Empty Fields, Empty Promises: Disrupting Dispossession to Achieve Agricultural, Rural and Environmental (ARE) Justice
Perspectives in Global Development: Spring 2024 Seminar Series
The right to farm is essential to everyone’s survival. Since the late 1970s, states across the nation have adopted so-called right-to-farm laws to limit nuisance suits loosely related to agriculture. But since their adoption, there has yet to be a comprehensive analysis of what these laws do and who they benefit. Professor Loka Ashwood will present findings from the book she coauthored, Empty Fields, Empty Promises: A Guide to Understanding and Transforming the Right-to-Farm (UNC 2023), which offers the first national analysis and guide to these laws. The book reveals that right-to-farm laws generally benefit Concentrated Animal Feeding Operations and business firms, while sole-proprietor farmers benefit the least. Right-to-farm laws tend to displace the property rights of people who seek to defend their homes and environment from multinational corporate encroachment. These laws introduce what the book calls a “midburden,” particularly in the Midwest and Southeast, that paves the path to rural poverty through dispossession. Ashwood will conclude by considering how to work toward a more distributed and democratic agrifood system that achieves agricultural, rural, and environmental (ARE) justice
About the Speaker
Loka Ashwood is an associate professor of sociology at the University of Kentucky. She studies the legal and organizational structures that prompt environmental injustices and animosity toward the state. She works with frontline communities to strengthen democracy. She published the book, For-Profit Democracy: Why the Government is Losing the Trust of Rural America (Yale 2018), and is co-author of Empty Fields, Empty Promises: A Guide to Understanding and Transforming the Right to Farm (UNC 2023) and An Invitation to Environmental Sociology (6th edition, Sage, 2021).

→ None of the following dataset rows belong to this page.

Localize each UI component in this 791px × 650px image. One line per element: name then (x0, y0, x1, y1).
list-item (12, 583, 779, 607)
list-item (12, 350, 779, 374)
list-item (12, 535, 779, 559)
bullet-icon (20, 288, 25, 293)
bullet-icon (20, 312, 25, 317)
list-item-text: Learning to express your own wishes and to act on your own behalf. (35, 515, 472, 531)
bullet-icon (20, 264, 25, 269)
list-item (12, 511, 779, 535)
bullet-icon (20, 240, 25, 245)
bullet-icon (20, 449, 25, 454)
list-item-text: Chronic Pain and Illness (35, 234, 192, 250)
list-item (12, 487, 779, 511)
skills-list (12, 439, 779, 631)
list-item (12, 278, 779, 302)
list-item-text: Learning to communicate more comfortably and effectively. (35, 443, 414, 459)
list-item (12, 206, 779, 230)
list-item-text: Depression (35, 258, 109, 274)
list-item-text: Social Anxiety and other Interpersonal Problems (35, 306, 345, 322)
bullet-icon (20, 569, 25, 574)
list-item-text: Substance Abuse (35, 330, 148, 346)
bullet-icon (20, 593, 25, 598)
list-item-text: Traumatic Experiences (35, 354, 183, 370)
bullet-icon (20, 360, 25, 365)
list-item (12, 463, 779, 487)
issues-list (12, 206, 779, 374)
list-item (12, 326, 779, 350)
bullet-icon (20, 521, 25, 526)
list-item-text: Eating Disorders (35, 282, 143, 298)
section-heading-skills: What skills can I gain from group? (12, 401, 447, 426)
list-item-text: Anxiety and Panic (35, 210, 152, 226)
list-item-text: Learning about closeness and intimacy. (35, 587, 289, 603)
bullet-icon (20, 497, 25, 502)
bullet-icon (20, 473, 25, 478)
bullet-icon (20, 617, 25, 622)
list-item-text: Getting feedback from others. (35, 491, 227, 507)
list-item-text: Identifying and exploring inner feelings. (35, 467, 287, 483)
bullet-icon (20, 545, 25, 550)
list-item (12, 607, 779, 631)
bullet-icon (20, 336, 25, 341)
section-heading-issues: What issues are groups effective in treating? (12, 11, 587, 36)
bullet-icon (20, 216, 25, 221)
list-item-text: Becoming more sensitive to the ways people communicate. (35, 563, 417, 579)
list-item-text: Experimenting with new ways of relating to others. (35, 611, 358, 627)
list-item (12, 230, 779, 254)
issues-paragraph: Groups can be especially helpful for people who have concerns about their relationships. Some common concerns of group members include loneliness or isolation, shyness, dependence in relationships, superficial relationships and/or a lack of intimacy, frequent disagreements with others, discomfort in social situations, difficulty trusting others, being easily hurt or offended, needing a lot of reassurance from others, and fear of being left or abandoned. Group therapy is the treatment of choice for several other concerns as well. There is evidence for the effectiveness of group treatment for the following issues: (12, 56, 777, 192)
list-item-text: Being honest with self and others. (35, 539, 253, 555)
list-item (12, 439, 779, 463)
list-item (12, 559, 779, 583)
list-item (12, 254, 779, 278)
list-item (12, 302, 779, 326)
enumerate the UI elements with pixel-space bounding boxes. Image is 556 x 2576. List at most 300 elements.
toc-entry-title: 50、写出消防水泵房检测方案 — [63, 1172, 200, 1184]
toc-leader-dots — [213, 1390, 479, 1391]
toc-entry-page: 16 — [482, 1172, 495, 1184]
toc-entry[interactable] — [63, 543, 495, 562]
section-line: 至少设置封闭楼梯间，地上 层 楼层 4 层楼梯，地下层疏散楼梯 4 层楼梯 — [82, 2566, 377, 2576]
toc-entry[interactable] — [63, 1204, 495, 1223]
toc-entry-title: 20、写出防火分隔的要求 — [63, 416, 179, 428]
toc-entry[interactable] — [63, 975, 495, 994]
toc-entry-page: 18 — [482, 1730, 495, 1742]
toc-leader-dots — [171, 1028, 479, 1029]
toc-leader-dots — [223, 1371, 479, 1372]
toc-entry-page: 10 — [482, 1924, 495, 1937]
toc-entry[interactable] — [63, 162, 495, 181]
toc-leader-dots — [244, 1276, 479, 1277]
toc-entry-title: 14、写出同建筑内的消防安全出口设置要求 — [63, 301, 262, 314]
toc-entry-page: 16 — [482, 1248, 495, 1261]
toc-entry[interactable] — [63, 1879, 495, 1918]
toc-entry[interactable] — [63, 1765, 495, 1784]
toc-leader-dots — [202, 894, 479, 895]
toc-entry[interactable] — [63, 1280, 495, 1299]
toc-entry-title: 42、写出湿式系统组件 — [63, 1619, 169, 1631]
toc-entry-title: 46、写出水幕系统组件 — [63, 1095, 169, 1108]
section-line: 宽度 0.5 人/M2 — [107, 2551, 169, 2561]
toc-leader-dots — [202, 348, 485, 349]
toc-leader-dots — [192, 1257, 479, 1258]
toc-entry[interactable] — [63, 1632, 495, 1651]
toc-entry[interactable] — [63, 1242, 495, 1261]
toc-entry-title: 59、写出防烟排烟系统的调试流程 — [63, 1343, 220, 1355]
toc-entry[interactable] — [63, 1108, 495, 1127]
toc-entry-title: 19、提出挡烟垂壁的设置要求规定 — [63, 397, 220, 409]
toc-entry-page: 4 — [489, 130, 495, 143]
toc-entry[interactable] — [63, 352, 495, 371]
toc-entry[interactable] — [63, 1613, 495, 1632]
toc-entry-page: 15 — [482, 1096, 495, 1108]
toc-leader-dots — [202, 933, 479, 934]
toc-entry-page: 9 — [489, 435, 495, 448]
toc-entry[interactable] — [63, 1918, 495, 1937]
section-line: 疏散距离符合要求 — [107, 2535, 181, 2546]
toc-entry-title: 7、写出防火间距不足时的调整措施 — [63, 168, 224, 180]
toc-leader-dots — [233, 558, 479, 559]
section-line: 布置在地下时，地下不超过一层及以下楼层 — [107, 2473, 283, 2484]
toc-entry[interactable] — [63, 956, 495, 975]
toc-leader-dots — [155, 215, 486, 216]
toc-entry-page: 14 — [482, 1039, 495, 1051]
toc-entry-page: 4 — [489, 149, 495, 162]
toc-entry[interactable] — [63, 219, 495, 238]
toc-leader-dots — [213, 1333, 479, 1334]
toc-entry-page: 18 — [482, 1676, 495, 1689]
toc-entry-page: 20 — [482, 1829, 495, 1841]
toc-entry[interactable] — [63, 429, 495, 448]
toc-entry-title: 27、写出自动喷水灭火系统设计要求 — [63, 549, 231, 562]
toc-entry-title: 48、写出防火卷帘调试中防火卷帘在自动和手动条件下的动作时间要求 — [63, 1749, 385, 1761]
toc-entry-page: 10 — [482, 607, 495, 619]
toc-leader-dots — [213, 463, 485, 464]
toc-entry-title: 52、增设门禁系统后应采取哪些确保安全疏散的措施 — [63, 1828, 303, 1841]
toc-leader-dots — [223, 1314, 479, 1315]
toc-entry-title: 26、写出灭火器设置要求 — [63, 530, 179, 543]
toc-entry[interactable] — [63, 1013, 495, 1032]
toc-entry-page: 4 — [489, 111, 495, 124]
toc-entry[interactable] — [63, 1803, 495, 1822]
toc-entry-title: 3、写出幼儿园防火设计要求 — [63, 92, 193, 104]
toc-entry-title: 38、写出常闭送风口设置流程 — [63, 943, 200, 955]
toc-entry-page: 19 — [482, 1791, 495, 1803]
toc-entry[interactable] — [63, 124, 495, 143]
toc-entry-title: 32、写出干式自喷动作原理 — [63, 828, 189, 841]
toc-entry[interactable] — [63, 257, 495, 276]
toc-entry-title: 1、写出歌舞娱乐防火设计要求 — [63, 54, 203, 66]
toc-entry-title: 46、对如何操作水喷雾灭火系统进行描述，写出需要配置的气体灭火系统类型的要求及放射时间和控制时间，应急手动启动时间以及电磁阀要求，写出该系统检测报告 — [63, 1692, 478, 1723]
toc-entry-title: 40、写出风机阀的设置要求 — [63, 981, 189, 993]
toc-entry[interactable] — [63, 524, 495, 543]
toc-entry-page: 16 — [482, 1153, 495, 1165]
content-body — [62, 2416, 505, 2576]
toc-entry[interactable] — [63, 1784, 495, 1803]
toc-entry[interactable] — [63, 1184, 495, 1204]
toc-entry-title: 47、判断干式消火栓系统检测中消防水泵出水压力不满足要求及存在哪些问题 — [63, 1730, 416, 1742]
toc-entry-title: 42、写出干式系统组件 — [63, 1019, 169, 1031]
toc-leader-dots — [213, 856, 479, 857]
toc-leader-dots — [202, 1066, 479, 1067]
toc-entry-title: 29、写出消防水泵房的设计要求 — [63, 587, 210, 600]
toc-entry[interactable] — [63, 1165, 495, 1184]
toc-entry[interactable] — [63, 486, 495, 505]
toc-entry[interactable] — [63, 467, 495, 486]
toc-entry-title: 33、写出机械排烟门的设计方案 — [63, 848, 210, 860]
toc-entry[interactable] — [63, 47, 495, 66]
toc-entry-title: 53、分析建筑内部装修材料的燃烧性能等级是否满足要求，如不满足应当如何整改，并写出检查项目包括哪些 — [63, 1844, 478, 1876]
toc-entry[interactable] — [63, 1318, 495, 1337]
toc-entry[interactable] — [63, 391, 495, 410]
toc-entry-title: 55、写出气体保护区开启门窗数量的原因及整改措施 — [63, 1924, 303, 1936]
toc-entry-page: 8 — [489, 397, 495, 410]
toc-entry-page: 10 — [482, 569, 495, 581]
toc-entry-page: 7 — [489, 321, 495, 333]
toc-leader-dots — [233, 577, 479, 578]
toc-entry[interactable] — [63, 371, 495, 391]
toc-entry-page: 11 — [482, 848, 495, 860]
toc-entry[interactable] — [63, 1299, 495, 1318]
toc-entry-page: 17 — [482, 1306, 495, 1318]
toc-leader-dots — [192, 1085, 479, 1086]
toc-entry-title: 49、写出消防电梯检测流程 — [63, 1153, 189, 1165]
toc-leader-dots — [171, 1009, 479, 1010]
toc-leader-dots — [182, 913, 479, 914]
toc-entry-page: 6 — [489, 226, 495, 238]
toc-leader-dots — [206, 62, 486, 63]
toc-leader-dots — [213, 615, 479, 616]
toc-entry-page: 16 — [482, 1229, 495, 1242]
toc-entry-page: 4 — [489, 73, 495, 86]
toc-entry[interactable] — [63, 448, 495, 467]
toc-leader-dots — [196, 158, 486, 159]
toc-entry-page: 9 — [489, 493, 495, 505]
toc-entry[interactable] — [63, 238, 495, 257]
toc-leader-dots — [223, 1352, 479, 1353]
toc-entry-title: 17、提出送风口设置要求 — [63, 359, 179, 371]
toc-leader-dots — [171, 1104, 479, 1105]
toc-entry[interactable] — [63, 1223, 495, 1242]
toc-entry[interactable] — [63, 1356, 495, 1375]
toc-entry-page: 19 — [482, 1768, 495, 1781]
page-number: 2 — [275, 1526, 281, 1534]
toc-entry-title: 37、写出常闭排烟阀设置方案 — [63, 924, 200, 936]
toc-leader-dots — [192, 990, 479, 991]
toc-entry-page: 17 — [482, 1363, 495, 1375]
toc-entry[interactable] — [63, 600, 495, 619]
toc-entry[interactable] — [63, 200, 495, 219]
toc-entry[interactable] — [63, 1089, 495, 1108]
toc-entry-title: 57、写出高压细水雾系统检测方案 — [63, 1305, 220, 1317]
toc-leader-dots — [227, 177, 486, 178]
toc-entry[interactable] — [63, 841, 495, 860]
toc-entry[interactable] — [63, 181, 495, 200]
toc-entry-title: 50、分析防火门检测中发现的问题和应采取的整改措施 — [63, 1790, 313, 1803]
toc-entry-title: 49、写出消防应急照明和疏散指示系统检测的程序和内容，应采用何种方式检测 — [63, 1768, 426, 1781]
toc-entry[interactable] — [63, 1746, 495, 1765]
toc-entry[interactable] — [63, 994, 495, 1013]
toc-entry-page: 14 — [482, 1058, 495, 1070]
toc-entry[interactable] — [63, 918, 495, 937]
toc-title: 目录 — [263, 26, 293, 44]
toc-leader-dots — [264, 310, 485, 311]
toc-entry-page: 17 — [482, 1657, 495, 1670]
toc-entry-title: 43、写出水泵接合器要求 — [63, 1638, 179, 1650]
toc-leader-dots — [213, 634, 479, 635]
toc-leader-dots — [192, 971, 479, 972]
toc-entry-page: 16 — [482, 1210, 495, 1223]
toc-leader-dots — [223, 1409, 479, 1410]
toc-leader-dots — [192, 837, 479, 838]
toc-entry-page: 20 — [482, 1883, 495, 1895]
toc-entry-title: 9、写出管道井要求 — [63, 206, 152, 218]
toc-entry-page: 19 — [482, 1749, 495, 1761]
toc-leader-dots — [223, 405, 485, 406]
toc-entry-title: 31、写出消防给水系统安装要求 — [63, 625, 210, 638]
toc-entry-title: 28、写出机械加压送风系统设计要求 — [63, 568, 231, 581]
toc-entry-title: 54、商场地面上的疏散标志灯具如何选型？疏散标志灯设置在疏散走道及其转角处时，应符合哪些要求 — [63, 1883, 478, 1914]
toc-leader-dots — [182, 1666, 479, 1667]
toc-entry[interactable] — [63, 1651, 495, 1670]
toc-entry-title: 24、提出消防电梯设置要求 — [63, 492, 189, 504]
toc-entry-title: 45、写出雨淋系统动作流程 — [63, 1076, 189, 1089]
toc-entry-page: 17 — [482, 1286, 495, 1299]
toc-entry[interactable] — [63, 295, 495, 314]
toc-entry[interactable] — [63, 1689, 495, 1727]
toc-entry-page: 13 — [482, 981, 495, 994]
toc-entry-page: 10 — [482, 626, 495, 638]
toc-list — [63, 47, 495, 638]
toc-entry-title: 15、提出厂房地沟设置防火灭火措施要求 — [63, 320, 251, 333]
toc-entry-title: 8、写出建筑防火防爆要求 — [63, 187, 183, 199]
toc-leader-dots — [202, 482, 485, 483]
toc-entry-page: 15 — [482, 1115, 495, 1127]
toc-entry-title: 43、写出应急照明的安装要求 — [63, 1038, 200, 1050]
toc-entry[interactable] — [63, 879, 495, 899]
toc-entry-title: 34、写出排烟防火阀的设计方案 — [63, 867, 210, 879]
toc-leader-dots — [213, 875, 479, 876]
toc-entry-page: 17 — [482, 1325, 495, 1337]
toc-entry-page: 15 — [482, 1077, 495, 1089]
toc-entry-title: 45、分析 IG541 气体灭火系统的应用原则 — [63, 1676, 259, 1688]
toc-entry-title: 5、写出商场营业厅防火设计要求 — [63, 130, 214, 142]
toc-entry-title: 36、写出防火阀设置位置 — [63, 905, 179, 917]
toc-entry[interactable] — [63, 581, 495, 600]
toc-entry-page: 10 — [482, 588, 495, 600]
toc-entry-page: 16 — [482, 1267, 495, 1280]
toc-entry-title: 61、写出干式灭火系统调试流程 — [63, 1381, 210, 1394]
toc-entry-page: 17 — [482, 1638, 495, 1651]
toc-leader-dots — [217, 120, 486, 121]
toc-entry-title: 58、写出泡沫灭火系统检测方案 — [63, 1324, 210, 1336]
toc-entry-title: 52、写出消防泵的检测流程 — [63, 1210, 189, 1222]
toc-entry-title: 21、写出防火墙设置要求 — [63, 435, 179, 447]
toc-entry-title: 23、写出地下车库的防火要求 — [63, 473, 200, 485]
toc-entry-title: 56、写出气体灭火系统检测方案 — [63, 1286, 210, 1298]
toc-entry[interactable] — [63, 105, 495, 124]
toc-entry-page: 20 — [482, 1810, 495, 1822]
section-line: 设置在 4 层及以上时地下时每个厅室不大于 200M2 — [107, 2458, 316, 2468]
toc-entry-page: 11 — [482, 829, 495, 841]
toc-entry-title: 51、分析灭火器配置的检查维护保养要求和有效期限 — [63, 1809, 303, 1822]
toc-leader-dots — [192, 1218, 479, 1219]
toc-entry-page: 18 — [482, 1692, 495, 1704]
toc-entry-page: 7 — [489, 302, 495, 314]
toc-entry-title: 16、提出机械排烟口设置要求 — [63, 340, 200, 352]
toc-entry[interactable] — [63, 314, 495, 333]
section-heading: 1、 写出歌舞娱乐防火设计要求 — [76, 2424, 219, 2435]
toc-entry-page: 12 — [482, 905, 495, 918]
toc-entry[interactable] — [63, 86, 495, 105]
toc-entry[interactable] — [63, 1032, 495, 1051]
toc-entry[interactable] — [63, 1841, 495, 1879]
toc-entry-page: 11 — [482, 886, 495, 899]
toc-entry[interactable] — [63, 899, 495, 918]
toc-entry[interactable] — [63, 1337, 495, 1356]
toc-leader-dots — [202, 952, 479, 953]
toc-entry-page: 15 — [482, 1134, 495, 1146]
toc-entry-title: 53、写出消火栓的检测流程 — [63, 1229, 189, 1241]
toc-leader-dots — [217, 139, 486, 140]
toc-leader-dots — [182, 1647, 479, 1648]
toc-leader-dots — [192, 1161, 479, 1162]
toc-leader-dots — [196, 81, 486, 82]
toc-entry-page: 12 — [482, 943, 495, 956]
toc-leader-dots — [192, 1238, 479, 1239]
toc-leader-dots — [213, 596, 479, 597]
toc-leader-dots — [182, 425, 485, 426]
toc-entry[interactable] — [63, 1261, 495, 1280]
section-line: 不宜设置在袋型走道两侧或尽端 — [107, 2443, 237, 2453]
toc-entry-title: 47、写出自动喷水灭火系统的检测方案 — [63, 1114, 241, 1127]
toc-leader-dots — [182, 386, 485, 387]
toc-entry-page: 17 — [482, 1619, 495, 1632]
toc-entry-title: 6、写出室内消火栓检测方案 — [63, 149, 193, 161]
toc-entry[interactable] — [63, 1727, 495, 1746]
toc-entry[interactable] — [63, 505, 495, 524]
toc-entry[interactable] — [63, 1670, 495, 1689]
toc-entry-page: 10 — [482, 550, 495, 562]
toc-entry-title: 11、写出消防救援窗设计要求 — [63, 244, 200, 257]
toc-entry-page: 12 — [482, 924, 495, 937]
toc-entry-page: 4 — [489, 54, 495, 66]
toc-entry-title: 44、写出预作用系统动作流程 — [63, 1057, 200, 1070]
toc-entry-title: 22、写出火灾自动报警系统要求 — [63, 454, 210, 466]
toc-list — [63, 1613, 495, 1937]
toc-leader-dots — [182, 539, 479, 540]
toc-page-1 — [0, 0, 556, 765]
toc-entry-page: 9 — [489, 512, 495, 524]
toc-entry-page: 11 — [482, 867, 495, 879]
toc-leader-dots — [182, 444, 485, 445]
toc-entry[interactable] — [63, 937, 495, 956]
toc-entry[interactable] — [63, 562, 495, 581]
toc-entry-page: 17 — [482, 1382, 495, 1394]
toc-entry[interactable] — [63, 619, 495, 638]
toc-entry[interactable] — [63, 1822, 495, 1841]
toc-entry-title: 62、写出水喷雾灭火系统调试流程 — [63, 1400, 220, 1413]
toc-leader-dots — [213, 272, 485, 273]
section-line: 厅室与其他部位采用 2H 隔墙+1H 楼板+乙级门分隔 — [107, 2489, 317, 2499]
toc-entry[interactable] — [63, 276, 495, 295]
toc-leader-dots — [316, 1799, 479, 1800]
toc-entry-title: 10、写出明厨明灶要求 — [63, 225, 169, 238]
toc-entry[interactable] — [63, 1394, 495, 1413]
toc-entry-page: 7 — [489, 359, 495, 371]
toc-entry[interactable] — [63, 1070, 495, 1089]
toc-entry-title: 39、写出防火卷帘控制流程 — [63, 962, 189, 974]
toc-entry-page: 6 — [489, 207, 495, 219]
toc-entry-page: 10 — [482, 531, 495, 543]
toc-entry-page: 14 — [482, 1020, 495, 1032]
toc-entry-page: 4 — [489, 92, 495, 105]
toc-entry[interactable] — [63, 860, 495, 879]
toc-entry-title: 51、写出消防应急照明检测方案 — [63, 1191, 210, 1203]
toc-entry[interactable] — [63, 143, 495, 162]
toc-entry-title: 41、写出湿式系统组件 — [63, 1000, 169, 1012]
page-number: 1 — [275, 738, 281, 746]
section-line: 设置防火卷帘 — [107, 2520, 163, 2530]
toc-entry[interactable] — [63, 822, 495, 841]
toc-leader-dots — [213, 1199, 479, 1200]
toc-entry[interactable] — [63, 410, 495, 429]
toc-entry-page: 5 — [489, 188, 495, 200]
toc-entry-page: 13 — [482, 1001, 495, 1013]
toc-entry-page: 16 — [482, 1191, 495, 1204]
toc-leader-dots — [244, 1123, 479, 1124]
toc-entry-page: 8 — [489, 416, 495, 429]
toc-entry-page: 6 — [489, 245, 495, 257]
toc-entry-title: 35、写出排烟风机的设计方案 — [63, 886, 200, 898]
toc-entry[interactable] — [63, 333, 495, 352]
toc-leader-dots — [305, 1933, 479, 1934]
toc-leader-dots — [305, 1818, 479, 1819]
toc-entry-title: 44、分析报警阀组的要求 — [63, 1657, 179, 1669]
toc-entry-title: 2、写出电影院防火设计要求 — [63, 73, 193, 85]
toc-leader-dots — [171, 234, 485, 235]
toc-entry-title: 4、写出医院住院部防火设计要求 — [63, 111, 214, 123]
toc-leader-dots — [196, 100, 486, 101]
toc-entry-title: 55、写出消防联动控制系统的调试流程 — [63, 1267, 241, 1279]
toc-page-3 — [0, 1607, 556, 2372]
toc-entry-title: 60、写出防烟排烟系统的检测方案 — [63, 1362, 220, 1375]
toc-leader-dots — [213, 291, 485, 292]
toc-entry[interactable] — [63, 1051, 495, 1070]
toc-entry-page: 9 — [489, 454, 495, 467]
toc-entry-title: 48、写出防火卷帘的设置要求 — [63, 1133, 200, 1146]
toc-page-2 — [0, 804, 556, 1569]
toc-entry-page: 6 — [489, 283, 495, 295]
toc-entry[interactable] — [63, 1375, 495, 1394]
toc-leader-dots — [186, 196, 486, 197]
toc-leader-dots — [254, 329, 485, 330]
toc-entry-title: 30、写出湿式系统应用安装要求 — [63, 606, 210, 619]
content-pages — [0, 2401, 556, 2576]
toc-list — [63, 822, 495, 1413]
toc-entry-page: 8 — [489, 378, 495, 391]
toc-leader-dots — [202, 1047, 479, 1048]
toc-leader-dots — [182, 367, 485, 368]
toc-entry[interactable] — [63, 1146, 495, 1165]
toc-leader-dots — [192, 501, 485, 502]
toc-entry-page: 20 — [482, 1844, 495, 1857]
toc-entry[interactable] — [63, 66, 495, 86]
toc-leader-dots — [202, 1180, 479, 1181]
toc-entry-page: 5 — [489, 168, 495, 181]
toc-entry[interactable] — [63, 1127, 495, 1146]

Perspectives in Global Development
The Perspectives in Global Development seminars are held Wednesdays from 12:20-1:20 p.m. eastern time during the semester. The series is presented in a hybrid format. All seminars are shown in 175 Warren Hall. Students, faculty and the general public are welcome to attend. The series is co-sponsored by the Department of Global Development, the Department of Natural Resources and the Environment, the Charles H. Dyson School of Applied Economics and Management, and the School of Integrative Plant Science as part of courses GDEV 4961, AEM 4961, NTRES 4961, GDEV 6960, AEM 6960, and NTRES 6960.